ABD’nin NATO içinde politikalarını yeniden değerlendirmesine neden olan ülkelerden biri, Yunanistan ise anti-emperyalist mücadelenin anti-kapitalist bir zorlamayla etkisizleşeceğini söyleyenlere bir ders gibiydi. Yunanlı komünistler açıkçası ikibinli yıllara girerken Avrupa solunun yüzakı olduklarını gösterdiler. YKP’ye bağlı Komünist Gençlik Örgütü binlerce genci emperyalizme karşı sokaklara döktü. AB ve ABD hükümetine karşı en ufak bir iyiniyetin bile gösterilmemesi gerektiğini söyleyen YKP, bu savaşın kapitalist pazarın yeniden düzenlenmesi için yapıldığını, AB hükümetlerinin de bu savaşta birebir suçlu olduğunu söyledi. İkinci dünya savaşında, Rus, Sırp ve Yunan halklarının faşist işgale karşı büyük ve destansı bir direniş örgütlediğini belirten YKP, Yugoslavya’ya dönük saldırıya karşı da, benzer bir karşı duruşun örgütlenmesi gerektiğini her platformda dile getirmeye çalıştı. Bu çerçevede Balkan komünist partilerinin pek çok ortak açıklamasında yer aldı. Destek mesajlarının ötesine geçen Yunanlı komünistler anlamlı eylemler örgütlediler. En anlamlıları arasında yer alan ve bir sembol haline gelen, NATO operasyonu çerçevesinde yola çıkacak olan Themistoklis destroyerindeki denizcilerin mesajları, tüm ülkede anti-emperyalist bir bayrak oldu. Keza Selanik’ta demiryolu işçileri Makedonya’daki NATO birliklerine götürülmek üzere yüklenen İngiliz askeri araçlarıyla dolu trenlerin önünü kesti, eylemi sona erdirmek için büyük çatışmalar yaşandı. Yunanlı emekçiler özellikle Yugoslavya’daki sanayi merkezlerine dönük saldırıları kınadılar ve destek mesajları gönderdiler. Benzer eylemler Kasım ayında Clinton ziyareti öncesinde de tırmanmaya başladı.
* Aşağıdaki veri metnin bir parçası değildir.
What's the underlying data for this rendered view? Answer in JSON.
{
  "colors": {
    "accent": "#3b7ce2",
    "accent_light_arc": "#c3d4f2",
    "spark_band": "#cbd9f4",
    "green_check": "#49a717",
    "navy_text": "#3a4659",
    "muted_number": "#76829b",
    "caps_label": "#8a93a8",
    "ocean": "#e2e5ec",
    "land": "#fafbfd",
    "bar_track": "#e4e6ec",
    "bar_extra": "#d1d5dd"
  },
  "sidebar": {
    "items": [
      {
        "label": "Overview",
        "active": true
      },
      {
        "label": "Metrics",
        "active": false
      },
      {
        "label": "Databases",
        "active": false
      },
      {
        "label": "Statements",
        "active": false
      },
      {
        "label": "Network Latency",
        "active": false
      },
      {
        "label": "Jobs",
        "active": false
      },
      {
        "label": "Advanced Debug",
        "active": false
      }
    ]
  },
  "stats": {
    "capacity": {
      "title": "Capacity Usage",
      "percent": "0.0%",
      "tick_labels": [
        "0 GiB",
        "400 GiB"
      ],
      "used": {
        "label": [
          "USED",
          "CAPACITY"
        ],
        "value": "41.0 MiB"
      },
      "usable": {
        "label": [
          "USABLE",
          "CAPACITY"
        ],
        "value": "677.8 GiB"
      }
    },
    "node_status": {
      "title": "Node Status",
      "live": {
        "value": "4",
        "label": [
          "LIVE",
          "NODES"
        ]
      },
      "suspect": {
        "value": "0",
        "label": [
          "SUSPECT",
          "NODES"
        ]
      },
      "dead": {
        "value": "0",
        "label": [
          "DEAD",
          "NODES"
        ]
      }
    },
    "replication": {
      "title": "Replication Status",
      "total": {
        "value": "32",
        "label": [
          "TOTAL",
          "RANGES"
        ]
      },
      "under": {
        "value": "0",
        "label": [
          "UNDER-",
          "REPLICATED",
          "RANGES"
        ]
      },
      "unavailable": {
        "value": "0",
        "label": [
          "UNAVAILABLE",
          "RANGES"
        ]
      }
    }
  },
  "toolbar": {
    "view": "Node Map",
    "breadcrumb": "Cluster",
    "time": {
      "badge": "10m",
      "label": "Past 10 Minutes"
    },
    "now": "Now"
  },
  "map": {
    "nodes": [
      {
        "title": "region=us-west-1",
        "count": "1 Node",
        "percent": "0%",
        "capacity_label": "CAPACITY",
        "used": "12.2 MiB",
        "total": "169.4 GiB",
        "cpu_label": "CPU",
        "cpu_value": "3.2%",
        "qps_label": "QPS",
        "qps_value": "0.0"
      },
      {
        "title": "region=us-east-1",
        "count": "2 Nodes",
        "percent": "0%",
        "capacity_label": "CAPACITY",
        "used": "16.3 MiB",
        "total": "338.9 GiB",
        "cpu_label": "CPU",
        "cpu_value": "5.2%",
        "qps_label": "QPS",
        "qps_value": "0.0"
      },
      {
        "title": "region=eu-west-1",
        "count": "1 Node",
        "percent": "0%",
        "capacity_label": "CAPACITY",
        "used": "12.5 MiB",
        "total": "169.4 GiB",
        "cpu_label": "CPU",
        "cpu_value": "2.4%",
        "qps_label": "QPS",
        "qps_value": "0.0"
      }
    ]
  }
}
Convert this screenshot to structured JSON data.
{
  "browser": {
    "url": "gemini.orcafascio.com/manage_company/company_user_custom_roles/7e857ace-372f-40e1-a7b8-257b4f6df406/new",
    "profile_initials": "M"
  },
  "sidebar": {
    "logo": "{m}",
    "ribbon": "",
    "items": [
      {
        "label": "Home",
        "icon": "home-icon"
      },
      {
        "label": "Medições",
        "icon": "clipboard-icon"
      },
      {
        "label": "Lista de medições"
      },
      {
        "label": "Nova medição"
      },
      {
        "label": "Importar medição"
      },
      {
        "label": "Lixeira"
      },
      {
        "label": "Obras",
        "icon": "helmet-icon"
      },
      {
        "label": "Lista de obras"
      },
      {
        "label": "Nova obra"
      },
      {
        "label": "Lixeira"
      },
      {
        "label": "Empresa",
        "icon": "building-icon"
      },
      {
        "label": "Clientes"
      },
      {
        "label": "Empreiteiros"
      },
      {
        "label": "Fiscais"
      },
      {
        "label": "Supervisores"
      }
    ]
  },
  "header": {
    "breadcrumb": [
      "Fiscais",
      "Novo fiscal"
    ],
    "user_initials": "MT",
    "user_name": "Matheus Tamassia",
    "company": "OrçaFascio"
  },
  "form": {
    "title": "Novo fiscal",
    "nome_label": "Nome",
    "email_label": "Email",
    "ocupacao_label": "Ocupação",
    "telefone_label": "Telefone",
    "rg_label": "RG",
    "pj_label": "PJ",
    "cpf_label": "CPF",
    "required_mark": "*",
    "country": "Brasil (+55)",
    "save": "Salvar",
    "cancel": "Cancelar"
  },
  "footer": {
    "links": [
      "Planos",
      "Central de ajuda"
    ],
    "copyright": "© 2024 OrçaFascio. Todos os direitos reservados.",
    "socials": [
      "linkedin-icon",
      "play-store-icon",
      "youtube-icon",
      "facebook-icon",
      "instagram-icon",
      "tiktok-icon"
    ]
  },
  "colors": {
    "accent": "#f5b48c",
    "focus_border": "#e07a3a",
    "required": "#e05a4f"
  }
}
Kapitalizmin metropollerinden İngiltere, örgütlü kitlesel öznelerin yokluğuna karşın, küçük grupların kotardığı eylemlere tanık oldu. Bu eylemlerde, Blair tarafından insani amaçlar için yapıldığı iddia edilen savaşa karşı “No war but class war” (Savaşa hayır sınıf savaşına evet!) sloganıyla farklı görüşlerde (troçkistler, anarşistler, liberter marksistler, komünistler, ve bazı marjinal gruplar) tarafından eylem komiteleri oluşturuldu. Özellikle internet üzerinden, Yugoslav halklarına destek mesajı zinciri oluşturuldu ve AB hükümet merkezleri elektronik posta ve faks bombardımanına tutuldu. Sanal ortamda etkisini daha fazla hissettirse de, İngiltere’de sol gruplar açısından enternasyonalizmi yeniden hatırlama açısından verimli bir süreç yaşandı.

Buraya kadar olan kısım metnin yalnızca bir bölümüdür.